Iron blocks the accumulation and activity of tetracyclines in bacteria

Abstract

The apparent sensitivities of several bacterial pathogens to tetracyclines varied by up to 128-fold with the medium content of Fe, but not of other metals. The effect of Fe was independent of superoxide dismutase activity and of intracellular Fe, but accumulation of tetracyclines was blocked in high-Fe medium.
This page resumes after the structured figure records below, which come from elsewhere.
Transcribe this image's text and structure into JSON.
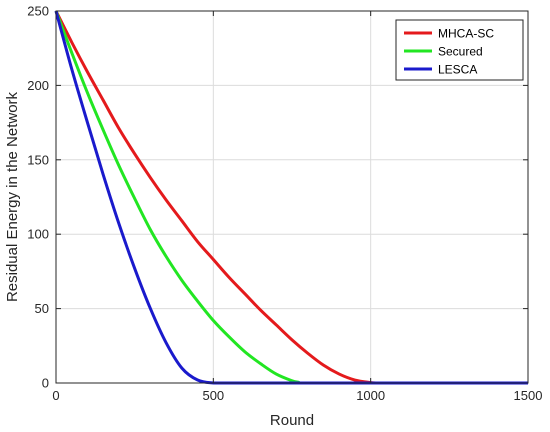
{
  "chart_data": {
    "type": "line",
    "title": "",
    "xlabel": "Round",
    "ylabel": "Residual Energy in the Network",
    "xlim": [
      0,
      1500
    ],
    "ylim": [
      0,
      250
    ],
    "xticks": [
      0,
      500,
      1000,
      1500
    ],
    "yticks": [
      0,
      50,
      100,
      150,
      200,
      250
    ],
    "grid": true,
    "legend_position": "top-right",
    "series": [
      {
        "name": "MHCA-SC",
        "color": "#e41a1c",
        "x": [
          0,
          50,
          100,
          150,
          200,
          250,
          300,
          350,
          400,
          450,
          500,
          550,
          600,
          650,
          700,
          750,
          800,
          850,
          900,
          950,
          1000,
          1020,
          1050
        ],
        "y": [
          250,
          229,
          209,
          190,
          171,
          154,
          138,
          123,
          109,
          95,
          83,
          71,
          60,
          49,
          39,
          29,
          20,
          12,
          6,
          2,
          0.3,
          0,
          0
        ]
      },
      {
        "name": "Secured",
        "color": "#22e622",
        "x": [
          0,
          50,
          100,
          150,
          200,
          250,
          300,
          350,
          400,
          450,
          500,
          550,
          600,
          650,
          700,
          750,
          770,
          780,
          840,
          1000,
          1200
        ],
        "y": [
          250,
          222,
          195,
          170,
          146,
          124,
          103,
          85,
          69,
          55,
          42,
          31,
          21,
          13,
          6,
          1.5,
          0.5,
          0,
          0,
          0,
          0
        ]
      },
      {
        "name": "LESCA",
        "color": "#1a1acc",
        "x": [
          0,
          50,
          100,
          150,
          200,
          250,
          300,
          350,
          400,
          450,
          500,
          550,
          575,
          600,
          900,
          1200,
          1500
        ],
        "y": [
          250,
          211,
          175,
          140,
          107,
          77,
          50,
          27,
          10,
          2,
          0,
          0,
          0,
          0,
          0,
          0,
          0
        ]
      }
    ]
  }
}
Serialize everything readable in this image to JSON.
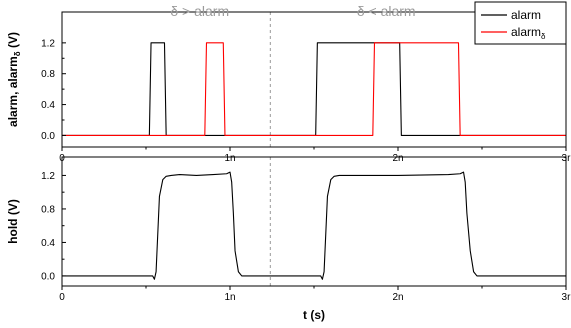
{
  "chart_data": [
    {
      "type": "line",
      "ylabel": "alarm, alarm",
      "ylabel_sub": "δ",
      "ylabel_unit": " (V)",
      "xlim": [
        0,
        3.0
      ],
      "ylim": [
        -0.15,
        1.6
      ],
      "x_ticks": [
        0,
        1.0,
        2.0,
        3.0
      ],
      "x_tick_labels": [
        "0",
        "1n",
        "2n",
        "3r"
      ],
      "y_ticks": [
        0.0,
        0.4,
        0.8,
        1.2
      ],
      "y_tick_labels": [
        "0.0",
        "0.4",
        "0.8",
        "1.2"
      ],
      "annotations": [
        {
          "text": "δ > alarm",
          "x": 0.82
        },
        {
          "text": "δ < alarm",
          "x": 1.93
        }
      ],
      "divider_x": 1.24,
      "legend_position": "top-right",
      "legend": [
        {
          "label": "alarm",
          "sub": "",
          "color": "#000000"
        },
        {
          "label": "alarm",
          "sub": "δ",
          "color": "#ff0000"
        }
      ],
      "series": [
        {
          "name": "alarm",
          "color": "#000000",
          "x": [
            0,
            0.52,
            0.53,
            0.61,
            0.62,
            1.51,
            1.52,
            2.01,
            2.02,
            3.0
          ],
          "y": [
            0,
            0,
            1.2,
            1.2,
            0,
            0,
            1.2,
            1.2,
            0,
            0
          ]
        },
        {
          "name": "alarm_δ",
          "color": "#ff0000",
          "x": [
            0,
            0.85,
            0.86,
            0.96,
            0.97,
            1.85,
            1.86,
            2.36,
            2.37,
            3.0
          ],
          "y": [
            0,
            0,
            1.2,
            1.2,
            0,
            0,
            1.2,
            1.2,
            0,
            0
          ]
        }
      ]
    },
    {
      "type": "line",
      "xlabel": "t (s)",
      "ylabel": "hold (V)",
      "xlim": [
        0,
        3.0
      ],
      "ylim": [
        -0.12,
        1.42
      ],
      "x_ticks": [
        0,
        1.0,
        2.0,
        3.0
      ],
      "x_tick_labels": [
        "0",
        "1n",
        "2n",
        "3r"
      ],
      "y_ticks": [
        0.0,
        0.4,
        0.8,
        1.2
      ],
      "y_tick_labels": [
        "0.0",
        "0.4",
        "0.8",
        "1.2"
      ],
      "divider_x": 1.24,
      "series": [
        {
          "name": "hold",
          "color": "#000000",
          "x": [
            0,
            0.54,
            0.55,
            0.56,
            0.57,
            0.58,
            0.6,
            0.62,
            0.65,
            0.7,
            0.8,
            0.9,
            0.98,
            1.0,
            1.01,
            1.02,
            1.03,
            1.05,
            1.07,
            1.1,
            1.2,
            1.5,
            1.54,
            1.55,
            1.56,
            1.57,
            1.58,
            1.6,
            1.62,
            1.65,
            1.7,
            2.0,
            2.3,
            2.37,
            2.39,
            2.4,
            2.41,
            2.43,
            2.45,
            2.47,
            2.5,
            2.6,
            3.0
          ],
          "y": [
            0,
            0,
            -0.04,
            0.05,
            0.5,
            0.95,
            1.15,
            1.19,
            1.2,
            1.21,
            1.2,
            1.21,
            1.22,
            1.24,
            1.12,
            0.75,
            0.3,
            0.05,
            0.0,
            0,
            0,
            0,
            0,
            -0.04,
            0.05,
            0.5,
            0.95,
            1.15,
            1.19,
            1.2,
            1.2,
            1.2,
            1.21,
            1.22,
            1.24,
            1.12,
            0.75,
            0.3,
            0.05,
            0.0,
            0,
            0,
            0
          ]
        }
      ]
    }
  ]
}
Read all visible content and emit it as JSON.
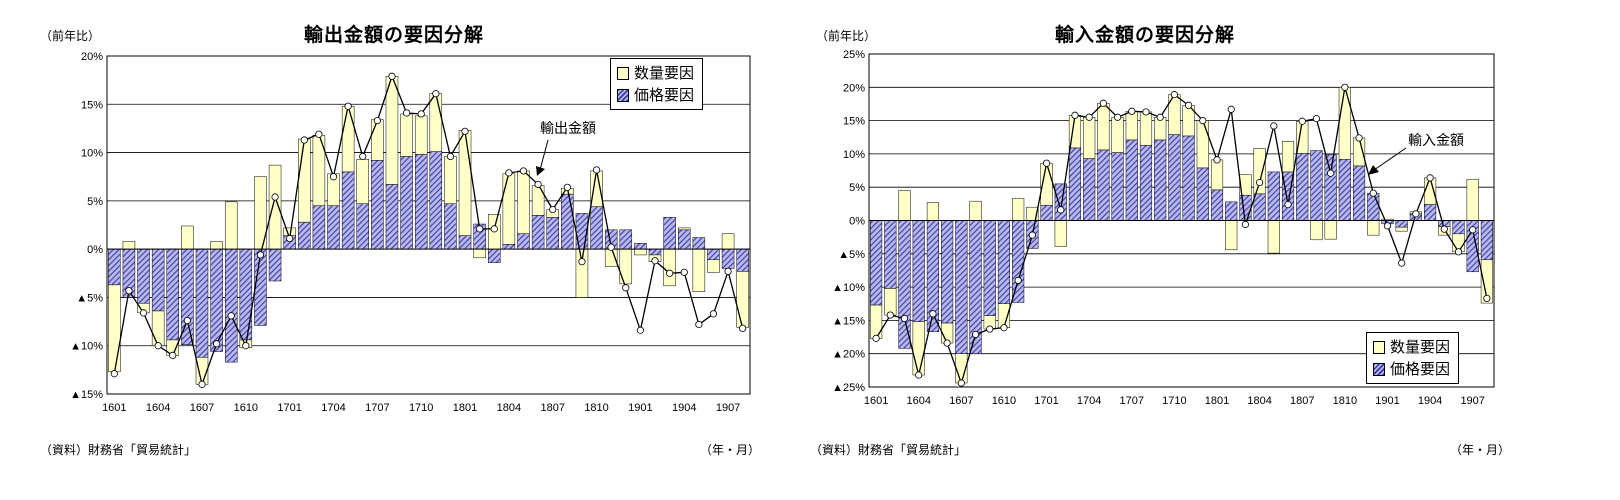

Thus, synergistic suppression of bacterial growth in the presence of a low Fe concentration and tetracyclines arises because of elevated antibiotic accumulation.

FIG. 1.

Activities of TCs in the presence of iron. E. coli, S. aureus, or P. aeruginosa suspensions were pin inoculated into LB agar supplemented with a range of iron (FeSO₄) and antibiotic concentrations (the antibiotics were supplied in twofold dilution series). MICs were determined at each FeSO₄ concentration as the lowest antibiotic concentrations that resulted in full inhibition of visible growth in replicate incubations. (A) MICs of OTC (○),TC (•), and MC (□) for E. coli GC4468. (B) MICs of OTC for E. coli (○), S. aureus 8325-4 (•), and P. aeruginosa PAO1 (□). These results were reproduced in several independent experiments.

FIG. 2.

Qualitative analysis of OTC accumulation in the absence and presence of iron. Exponential-phase E. coli cultures were incubated for 15 min at 37°C and 200 rpm in LB broth in the absence (B) or presence (C to E) of 64 μg of OTC ml⁻¹ and with 50 μM Cu(NO₃)₂ (D) or 3 mM FeSO₄ (E) added. Cellular fluorescence from OTC was visualized under oil immersion with UV excitation with a Zeiss HBO-50/Ac upright fluorescence microscope. A 10× eyepiece and a 100× objective were used for examination. Images were captured with Axiovision 3.0 (Zeiss) software. The phase-contrast light image (A) shows the typical bacterial density in each field of view. Typical results from one of several independent experiments are shown. Similar results were obtained for S. aureus and P. aeruginosa (not shown).

FIG. 3.

Quantitative determination of OTC accumulation in the absence and presence of iron. Exponential-phase E. coli cultures were incubated in LB broth with 64 μg of OTC ml⁻¹ in the absence (○) and presence (•) of 3 mM FeSO₄. Samples were removed at intervals, and cells were separated by filtration. Supernatants were retained at 4°C until analysis. OTC in the supernatants was determined spectrophotometrically (3, 12). Cellular OTC accumulation was calculated by subtraction from OTC determinations for control incubations lacking cells. The points are means of three replicate determinations from each of two independent experiments ± the standard errors of the means where these exceed the dimensions of the symbols.